Structurally Dynamic Materials and Wearable Devices for Advanced Bioengineering
In recent years, stimuli-responsive materials and smart devices have provided innovative strategies for advanced tissue engineering applications. Specifically, structurally dynamic polymers and peptides that produce a macroscopic response through molecular rearrangement show great potential for targeted therapeutic delivery. Simultaneously, wearable devices engineered for biosensing are providing non-invasive strategies for continuous health monitoring outside of the clinic. In this seminar, I will discuss proof-of-concept platforms for minimally invasive delivery and targeted accumulation of injectable biomaterials at the site of damaged heart tissue, post-myocardial infarction (MI). Next, I will cover the development of flexible, non-invasive, wearable devices for monitoring disease progression in hemodialysis patients.
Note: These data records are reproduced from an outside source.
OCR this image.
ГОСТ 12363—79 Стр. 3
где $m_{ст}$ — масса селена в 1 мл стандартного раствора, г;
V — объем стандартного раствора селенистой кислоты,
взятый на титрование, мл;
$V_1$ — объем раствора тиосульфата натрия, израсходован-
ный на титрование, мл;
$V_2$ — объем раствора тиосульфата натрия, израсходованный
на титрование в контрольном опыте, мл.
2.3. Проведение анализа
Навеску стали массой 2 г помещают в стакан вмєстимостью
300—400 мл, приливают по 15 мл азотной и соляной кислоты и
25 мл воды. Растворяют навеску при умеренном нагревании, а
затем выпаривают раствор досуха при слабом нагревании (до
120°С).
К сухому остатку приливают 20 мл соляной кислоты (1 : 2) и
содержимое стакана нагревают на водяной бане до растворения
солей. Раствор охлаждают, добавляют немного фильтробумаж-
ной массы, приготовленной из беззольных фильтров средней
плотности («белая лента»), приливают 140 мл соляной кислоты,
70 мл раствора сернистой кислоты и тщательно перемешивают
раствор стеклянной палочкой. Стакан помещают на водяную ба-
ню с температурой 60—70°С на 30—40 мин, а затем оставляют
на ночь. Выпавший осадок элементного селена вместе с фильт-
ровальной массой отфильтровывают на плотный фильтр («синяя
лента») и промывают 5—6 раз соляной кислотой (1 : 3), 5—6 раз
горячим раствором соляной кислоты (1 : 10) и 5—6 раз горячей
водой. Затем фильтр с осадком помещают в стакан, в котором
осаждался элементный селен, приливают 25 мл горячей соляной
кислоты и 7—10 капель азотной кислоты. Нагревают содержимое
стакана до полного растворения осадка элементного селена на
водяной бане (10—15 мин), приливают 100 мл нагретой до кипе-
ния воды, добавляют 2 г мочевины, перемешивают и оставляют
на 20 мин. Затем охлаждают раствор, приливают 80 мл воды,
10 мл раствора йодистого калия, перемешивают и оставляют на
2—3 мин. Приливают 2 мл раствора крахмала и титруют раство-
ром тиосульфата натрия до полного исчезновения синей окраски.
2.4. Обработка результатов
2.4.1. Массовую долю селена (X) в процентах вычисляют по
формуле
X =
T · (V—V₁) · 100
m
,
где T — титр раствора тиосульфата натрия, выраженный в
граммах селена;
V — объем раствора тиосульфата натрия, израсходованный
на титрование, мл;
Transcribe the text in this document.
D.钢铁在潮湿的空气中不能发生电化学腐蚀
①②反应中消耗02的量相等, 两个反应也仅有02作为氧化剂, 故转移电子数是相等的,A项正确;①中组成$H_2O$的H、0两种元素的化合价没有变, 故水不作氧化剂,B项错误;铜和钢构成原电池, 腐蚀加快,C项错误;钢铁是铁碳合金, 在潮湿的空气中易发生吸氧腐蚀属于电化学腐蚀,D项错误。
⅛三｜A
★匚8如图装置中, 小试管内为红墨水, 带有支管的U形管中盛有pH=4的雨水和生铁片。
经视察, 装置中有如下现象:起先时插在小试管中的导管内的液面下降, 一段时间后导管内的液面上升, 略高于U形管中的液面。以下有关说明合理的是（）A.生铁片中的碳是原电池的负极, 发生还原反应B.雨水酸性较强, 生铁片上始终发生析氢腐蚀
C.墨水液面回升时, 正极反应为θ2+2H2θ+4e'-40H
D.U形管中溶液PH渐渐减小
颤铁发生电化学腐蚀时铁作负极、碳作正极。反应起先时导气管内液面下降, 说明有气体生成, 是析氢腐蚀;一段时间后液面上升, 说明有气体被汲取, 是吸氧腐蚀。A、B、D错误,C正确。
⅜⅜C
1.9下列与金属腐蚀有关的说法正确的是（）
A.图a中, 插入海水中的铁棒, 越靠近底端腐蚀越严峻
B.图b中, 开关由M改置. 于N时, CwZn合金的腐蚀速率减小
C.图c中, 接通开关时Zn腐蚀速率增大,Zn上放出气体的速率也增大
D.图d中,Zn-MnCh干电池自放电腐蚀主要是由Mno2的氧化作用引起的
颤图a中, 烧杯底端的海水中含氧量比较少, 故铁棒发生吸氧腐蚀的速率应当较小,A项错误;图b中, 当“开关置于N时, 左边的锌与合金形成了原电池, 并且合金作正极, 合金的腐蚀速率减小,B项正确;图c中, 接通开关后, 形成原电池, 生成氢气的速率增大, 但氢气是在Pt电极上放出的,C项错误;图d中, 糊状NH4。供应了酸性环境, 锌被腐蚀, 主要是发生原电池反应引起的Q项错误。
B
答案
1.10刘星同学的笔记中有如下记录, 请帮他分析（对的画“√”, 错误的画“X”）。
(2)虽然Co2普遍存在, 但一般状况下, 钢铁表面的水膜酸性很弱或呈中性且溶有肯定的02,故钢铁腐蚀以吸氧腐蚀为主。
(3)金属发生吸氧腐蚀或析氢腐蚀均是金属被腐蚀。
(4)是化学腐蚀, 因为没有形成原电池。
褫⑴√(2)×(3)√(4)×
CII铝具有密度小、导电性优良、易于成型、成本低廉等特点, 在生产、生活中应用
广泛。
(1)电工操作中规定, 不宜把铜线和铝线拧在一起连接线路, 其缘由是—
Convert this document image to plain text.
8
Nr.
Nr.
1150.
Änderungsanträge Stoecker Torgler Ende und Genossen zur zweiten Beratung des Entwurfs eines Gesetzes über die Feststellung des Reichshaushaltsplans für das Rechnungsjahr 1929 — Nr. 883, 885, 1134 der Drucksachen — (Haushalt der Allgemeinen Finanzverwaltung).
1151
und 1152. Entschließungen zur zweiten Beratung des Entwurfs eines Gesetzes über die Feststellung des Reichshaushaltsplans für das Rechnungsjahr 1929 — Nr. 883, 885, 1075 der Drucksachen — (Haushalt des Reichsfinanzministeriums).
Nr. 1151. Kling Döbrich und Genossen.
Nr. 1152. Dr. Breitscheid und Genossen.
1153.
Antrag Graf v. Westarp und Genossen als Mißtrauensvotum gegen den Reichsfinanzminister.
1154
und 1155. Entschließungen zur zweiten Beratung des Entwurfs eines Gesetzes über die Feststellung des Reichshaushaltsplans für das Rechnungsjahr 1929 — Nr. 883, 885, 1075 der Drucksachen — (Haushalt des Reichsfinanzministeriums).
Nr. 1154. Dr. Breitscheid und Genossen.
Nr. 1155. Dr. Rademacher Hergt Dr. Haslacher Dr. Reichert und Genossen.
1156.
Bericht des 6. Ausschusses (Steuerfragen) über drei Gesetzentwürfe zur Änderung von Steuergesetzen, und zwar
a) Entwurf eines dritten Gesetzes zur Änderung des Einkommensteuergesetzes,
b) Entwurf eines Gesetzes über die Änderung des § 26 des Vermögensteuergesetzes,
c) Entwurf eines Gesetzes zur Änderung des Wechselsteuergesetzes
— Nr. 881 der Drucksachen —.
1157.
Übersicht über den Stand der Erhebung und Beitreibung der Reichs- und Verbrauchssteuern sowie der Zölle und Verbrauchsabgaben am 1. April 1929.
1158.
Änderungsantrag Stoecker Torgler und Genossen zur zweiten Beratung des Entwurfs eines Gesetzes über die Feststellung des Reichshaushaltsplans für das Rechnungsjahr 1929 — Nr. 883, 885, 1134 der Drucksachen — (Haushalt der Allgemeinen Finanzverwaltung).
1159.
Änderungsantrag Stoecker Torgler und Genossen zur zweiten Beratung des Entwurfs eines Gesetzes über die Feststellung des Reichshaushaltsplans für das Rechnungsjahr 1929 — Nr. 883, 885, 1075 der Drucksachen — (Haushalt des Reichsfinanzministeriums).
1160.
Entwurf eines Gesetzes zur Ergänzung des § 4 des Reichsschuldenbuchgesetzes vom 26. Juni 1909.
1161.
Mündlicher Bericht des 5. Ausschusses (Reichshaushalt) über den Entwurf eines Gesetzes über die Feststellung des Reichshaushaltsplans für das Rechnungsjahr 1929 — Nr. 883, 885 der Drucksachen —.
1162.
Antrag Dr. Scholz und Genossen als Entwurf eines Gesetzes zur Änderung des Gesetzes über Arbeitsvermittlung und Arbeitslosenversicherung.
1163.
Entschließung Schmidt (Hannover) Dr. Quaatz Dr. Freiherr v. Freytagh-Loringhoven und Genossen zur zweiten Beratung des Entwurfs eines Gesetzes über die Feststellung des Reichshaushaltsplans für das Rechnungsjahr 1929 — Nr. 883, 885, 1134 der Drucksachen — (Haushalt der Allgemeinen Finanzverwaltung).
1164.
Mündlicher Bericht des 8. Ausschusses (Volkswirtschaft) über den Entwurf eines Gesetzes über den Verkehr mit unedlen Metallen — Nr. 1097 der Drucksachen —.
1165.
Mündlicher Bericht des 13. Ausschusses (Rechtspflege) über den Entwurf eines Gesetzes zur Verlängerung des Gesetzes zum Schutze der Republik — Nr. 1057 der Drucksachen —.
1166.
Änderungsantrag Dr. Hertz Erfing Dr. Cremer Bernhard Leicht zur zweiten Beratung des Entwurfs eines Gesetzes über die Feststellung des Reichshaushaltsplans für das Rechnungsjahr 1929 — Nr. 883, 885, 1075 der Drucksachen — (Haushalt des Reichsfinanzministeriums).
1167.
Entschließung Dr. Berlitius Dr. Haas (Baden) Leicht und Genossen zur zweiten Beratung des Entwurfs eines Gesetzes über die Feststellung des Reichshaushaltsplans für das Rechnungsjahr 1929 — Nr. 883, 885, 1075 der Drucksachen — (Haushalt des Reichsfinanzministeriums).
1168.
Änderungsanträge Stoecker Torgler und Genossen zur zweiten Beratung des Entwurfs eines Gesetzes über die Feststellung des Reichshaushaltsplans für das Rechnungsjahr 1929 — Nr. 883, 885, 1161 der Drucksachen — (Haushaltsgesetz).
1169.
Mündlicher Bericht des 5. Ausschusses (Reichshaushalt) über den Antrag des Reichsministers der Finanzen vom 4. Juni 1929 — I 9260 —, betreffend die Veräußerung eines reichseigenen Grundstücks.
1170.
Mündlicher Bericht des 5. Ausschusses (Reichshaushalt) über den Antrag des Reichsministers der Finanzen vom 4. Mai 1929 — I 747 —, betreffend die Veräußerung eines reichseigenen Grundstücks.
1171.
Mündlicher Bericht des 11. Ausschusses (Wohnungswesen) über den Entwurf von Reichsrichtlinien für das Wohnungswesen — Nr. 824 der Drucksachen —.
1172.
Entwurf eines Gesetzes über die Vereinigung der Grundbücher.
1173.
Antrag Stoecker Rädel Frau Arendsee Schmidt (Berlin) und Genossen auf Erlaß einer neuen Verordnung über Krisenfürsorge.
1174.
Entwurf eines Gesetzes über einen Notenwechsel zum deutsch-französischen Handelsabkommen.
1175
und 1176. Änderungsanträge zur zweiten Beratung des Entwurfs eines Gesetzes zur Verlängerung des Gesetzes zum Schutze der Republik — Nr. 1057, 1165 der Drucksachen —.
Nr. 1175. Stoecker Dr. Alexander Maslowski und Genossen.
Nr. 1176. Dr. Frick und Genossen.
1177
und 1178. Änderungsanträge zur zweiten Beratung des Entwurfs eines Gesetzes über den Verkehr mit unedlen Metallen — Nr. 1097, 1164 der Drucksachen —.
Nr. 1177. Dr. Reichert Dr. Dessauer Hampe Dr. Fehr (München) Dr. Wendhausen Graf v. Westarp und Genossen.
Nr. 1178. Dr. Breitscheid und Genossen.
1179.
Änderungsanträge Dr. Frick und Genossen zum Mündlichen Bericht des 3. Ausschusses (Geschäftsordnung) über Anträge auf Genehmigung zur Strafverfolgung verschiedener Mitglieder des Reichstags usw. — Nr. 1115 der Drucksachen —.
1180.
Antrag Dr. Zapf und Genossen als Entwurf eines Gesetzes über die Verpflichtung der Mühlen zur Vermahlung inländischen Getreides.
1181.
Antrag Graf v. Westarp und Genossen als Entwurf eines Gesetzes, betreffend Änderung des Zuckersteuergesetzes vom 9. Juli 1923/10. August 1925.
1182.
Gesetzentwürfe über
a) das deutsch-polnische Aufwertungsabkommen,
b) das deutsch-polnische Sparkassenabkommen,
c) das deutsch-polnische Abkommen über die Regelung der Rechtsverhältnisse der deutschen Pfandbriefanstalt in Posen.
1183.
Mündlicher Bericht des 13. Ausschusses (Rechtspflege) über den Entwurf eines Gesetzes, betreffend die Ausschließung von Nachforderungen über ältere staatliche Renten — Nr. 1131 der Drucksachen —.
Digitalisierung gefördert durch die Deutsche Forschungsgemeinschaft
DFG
Notably, these technologies utilize thermal flow sensing and colorimetric pH sensors for quantitative feedback. Ultimately, fusion of simple polymer chemistries that exhibit complex behavior into autonomous sense-response-feedback devices have the capacity to tackle the most advanced biomedical problems that persist today.
Thursday, December 16
9:00-10:00 AM in EDUC 110 or via Zoom
About the presenter
Andrea S. Carlini is a Postdoctoral Fellow at Northwestern University in Evanston, IL. Her research interests include bio-integrated electronics and stimuli-responsive hydrogels and nanoparticles for biomedical applications.